The fact that excitation of any axonal terminal of a given neuron eventually excites the entire axonal arbor with all its terminals (see previous section) leads to a statistical problem that depends on the average number of terminals N per neuron in the respective cell population. Accordingly, the recruitment rate of a population of neurons rnEmacro can be determined from the recruitment rate from a single axon segment rsEmacro from eq. (1) as follows:

rnEmacro=1-1-rsEmacroN (2)

2.4. Computing the microscopic extracellular electric field in cortical cube sample

To determine the statistics for the scaling factor between microscopic and macroscopic electric fields p(sE), we utilized extensive electromagnetic numerical simulations of a neural tissue sample performed with boundary element fast multipole method (BEM-FMM) (Makarov et al 2018, Noetscher et al., 2023). The details and results of these computations are reported elsewhere (Qi et al., 2025). In short, the simulations were based on a 250×140×90 μm cube of neural tissue from mouse primary visual cortex, obtained from electron microscopic images with a resolution of 3.6×3.6×40 nm (the “pinky” dataset of IARPA Phase I). The reconstruction comprises triangulated surfaces (membranes) of various cellular structures, including pyramidal and non-pyramidal neurons, astrocytes, microglia, oligodendrocytes and precursors, pericytes, vasculature, nuclei, mitochondria, etc. (Turner et al. 2022; MICrONs Consortium 2021). The surface resolution (or average computational mesh size) was set at 100 nm to account for microscopic closely spaced objects.

The computation of the extracellular electric field is based on the assumption that membranes are non-conducting at the end of an initial polarization period, allowing to solve the extracellular field problem as a decoupled problem, using Neumann boundary conditions at the outer surfaces of the membranes (for details, see Noetscher et al., 2023; Makaroff et al., 2023; Qi et al., 2025). This implies that intracellular fields are not computed. Intracellular space is considered isopotential in the approximation of initial polarization, and intracellular structures, like mitochondria and nuclei, thus have no influence.

For the numerical treatment of the problem, the BEM-FMM method (Makaroff et al. 2018; Makaroff et al., 2023; Noetscher et al., 2023) was used. This method computes the electric charges deposited (or induced) on membrane surfaces in response to an impressed electric field. These charges (more precisely, the surface charge density) are responsible for the secondary electric field, which serves as the source of microscopic electric field and extracellular potential perturbations. The secondary extracellular electric field along its skeleton centerlines was forced to have the mean value zero to assure that the total extracellular electric field for every neuron within the sample has exactly the same mean value as in the homogeneous space.

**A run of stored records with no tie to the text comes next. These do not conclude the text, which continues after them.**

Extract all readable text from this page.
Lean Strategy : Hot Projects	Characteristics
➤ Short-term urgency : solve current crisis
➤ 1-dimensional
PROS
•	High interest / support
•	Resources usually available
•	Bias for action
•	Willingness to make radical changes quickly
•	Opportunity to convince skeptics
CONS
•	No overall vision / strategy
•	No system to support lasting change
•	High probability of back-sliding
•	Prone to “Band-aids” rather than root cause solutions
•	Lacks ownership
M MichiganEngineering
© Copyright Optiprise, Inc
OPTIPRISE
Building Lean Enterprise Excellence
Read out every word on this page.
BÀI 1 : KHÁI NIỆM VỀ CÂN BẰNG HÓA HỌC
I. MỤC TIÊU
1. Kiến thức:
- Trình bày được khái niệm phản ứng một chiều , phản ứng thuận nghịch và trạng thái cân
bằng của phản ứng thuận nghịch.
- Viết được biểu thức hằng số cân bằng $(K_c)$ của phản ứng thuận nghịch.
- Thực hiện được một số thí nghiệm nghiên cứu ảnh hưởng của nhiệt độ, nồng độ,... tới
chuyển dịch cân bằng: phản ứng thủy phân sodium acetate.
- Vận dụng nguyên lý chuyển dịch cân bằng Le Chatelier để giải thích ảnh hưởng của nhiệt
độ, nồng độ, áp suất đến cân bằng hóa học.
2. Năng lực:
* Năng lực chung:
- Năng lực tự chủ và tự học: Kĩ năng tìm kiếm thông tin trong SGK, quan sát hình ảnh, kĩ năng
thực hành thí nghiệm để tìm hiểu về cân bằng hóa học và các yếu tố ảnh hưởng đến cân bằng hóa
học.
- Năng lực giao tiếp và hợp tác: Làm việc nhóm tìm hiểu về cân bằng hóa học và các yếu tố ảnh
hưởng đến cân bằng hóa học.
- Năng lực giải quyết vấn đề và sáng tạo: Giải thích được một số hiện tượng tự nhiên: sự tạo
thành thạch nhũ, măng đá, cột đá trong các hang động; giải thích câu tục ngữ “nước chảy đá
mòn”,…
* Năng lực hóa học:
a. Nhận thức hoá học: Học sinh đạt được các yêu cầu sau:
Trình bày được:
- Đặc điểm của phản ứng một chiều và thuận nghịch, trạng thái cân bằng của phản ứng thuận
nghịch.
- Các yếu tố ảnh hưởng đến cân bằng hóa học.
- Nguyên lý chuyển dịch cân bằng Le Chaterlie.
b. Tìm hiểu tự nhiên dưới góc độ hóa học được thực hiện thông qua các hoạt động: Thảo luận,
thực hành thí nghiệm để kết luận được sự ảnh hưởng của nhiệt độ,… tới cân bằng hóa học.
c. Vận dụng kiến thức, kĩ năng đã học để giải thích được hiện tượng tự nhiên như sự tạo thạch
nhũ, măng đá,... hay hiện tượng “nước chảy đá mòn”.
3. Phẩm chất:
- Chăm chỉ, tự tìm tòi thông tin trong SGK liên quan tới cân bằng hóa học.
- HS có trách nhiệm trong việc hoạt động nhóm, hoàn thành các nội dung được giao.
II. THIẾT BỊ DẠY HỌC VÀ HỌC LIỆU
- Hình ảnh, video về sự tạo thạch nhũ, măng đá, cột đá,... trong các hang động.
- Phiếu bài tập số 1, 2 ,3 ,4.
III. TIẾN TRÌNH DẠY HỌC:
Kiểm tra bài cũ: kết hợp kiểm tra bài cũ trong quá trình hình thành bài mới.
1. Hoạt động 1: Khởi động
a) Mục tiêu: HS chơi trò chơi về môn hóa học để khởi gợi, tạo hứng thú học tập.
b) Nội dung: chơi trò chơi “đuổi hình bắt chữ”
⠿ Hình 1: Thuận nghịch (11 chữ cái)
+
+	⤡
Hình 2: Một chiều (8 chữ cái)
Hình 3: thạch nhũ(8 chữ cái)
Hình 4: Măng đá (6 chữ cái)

According to classical quasi-static conduction theory (Wang et al., 2024; Jackson 1998, Balanis 2023, Stratton 2006), the resulting field perturbations are relatively strong (on the order of the impressed field itself), but highly localized. These perturbations typically have a spatial extent similar to the size of the perturber itself, such as the cross-section of a soma, dendrite, or axon. However, perturbations of the same polarity can potentially form large clusters, for example, in regions with several closely spaced somas. The size of such clusters may approach the axonal space constant, thereby facilitating easier excitation or inhibition of action potentials.

The BEM-FMM approach was specifically adapted to a large neuronal ensemble with several hundreds of closely spaced neurons and with the overall size of 0.5–1 billion facets, using a nested iterative algorithm (see Qi et al., 2025). Its idea is to compute charge deposition for each neuron (a membrane-based surface mesh with ca 1–2 million facets) separately, then update this charge deposition by the effect of all other neurons, and finally repeat this process iteratively until a proper convergence criterion is met. While the electromagnetic computational effort has been quite extensive and took over half a year, its accuracy has been verified by excellent self-convergence.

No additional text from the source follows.